今季限りでの現役引退を表明した横浜DeNAベイスターズの加賀繁選手。


9月21日の中日戦で、4年ぶりの先発マウンドに上がることが発表された。

社会人野球の住友金属鹿島を経て2009年のドラフトでプロ入りした加賀選手は、翌年に先発投手としてデビューし、その後は先発と中継ぎでフル回転してベイスターズを支えた。

チームはクライマックスシリーズ(CS)進出を懸けた激しい3位争いの真っ最中だが、これまでの貢献度を鑑みて引退試合が用意された。

その起用法が4年ぶりの先発となった理由については、リリーフ起用では試合の展開によって登板の機会がないまま終わる可能性もあるため、確実に投げる機会があり試合への影響が少ない先頭打者限定での起用と考えられる。

バレンティンに無類の強さを発揮した変則サイドスロー

加賀選手といえば東京ヤクルトスワローズの主砲、ウラディミール・バレンティン選手にめっぽう強いことでも知られ、ファンからは「バレンティン絶対抑えるマン」などの愛称でも呼ばれた。

引退会見でも加賀選手は、プロ野球生活で思い出に残っていることのひとつとして、バレンティン選手との勝負を挙げている。

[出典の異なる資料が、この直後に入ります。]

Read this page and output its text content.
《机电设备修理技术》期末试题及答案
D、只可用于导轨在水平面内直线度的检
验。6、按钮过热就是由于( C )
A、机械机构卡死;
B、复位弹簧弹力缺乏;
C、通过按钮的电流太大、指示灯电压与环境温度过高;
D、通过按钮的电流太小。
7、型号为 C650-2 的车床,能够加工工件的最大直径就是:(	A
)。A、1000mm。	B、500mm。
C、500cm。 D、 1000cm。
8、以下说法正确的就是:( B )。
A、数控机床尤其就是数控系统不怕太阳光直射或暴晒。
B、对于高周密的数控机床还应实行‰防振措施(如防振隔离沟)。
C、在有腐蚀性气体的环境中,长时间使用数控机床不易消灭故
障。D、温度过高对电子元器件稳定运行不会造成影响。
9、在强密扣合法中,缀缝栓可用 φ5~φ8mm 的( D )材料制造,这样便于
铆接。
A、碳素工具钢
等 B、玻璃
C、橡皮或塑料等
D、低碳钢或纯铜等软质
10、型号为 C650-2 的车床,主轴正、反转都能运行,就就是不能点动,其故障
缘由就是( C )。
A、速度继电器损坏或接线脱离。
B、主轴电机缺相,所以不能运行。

「印象に残っているのは、プロ1年目の初勝利や、ヤクルトのバレンティン選手と長い間対戦ができたことです。バレンティン選手との対戦はいい思い出でもあり苦しい思い出でもありました。今まで抑えていた分、やはり打たれると悔しかったですが、今考えてみると引き際を教えてくれたのかなという気持ちにもなりました」

初対戦から20打席連続でバレンティン選手を打ち取っていた加賀選手だが、2017年5月に通算21打席目で初安打を許し、7月にはホームランも打たれている。

昨季の対戦成績は3打数2安打、今季も2打数1安打で打たれるようになっていた。

数々の名勝負を繰り広げた加賀選手とバレンティン選手。最後にもう1打席勝負を見たいという声は多い。

引退会見では「CS進出争いで体も心もきつい時期だとは思いますが、みんなが味わえるものでもないので、CSを突破して日本シリーズで優勝できるよう、とにかく頑張ってほしい」とAクラス入りを応援した加賀投手。

最後に力強い投球でチームメイトたちの背中を押せるか。